The observational period, spanning 15 years, may not have fully captured longer-term trends, and more extensive time series analyses will be required in the future. Additionally, as the analysis was based on data from Austria, generalizing the findings to other countries or regions with differing health care systems, demographics, and lifestyle factors may be challenging. Furthermore, difficulties arise with the recording of ADs via ICD-10, since the code I71.0 condenses both acute and elective clinical presentations as well as variations in morphology, that is, type A, B, non-A, or non-B. Similarly, most rAA cases were coded as I71.8 (rupture of unspecified location), which prevented further analysis of affected anatomic segments. Potential unmeasured confounders, such as changes in diagnostic practices, population health behaviors, or health care access, could have influenced the observed trends. Moreover, limited data on smoking prevalence and other individual-level risk factors precluded a more granular analysis of their impact on AD and rAA. The available information on smoking trends restricts interpretations to broader temporal patterns rather than direct year-to-year associations with incidence changes, as annual fluctuations in smoking cannot be precisely correlated with yearly variations in rAA or AD rates. These limitations highlight the need for multicountry analyses and screening studies with more detailed individual-level data to corroborate and expand upon these findings. Furthermore, the included data are based on recorded in-hospital diagnoses and services, and misclassifications in claims data are a well-described limitation.

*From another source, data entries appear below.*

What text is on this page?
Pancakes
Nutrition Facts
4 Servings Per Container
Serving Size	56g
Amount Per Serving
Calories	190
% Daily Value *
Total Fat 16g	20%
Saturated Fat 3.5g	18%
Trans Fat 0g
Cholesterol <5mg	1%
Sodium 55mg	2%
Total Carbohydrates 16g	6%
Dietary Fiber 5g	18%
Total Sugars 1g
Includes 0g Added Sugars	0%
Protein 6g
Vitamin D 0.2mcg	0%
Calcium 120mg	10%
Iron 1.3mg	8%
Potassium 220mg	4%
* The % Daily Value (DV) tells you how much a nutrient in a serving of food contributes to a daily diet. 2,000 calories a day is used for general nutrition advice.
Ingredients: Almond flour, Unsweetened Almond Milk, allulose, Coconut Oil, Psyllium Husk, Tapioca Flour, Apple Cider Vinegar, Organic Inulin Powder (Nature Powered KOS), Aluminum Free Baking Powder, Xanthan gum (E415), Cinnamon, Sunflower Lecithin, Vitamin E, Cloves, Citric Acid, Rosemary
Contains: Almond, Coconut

The database used here included and represented more than 99% of all in-hospital services in Austria, thereby truly enabling a nationwide evaluation of hospital admissions, practice patterns, and outcomes of aortic syndromes between 2009 and 2023. However, limitations of the available data within the database highlight the value of nationwide registries such as the Vascular Registry in Sweden. Nevertheless, the present analysis offers insights into the evolving patterns of aortic pathologies, which may deserve consideration in health care planning and patient management, while adding recent data to the cumulative body of evidence on aortic pathologies.

In light of shifting demographics, changing comorbidity profiles, and evolving diagnostic and treatment options, aortic syndromes continue to be relevant from a public health perspective.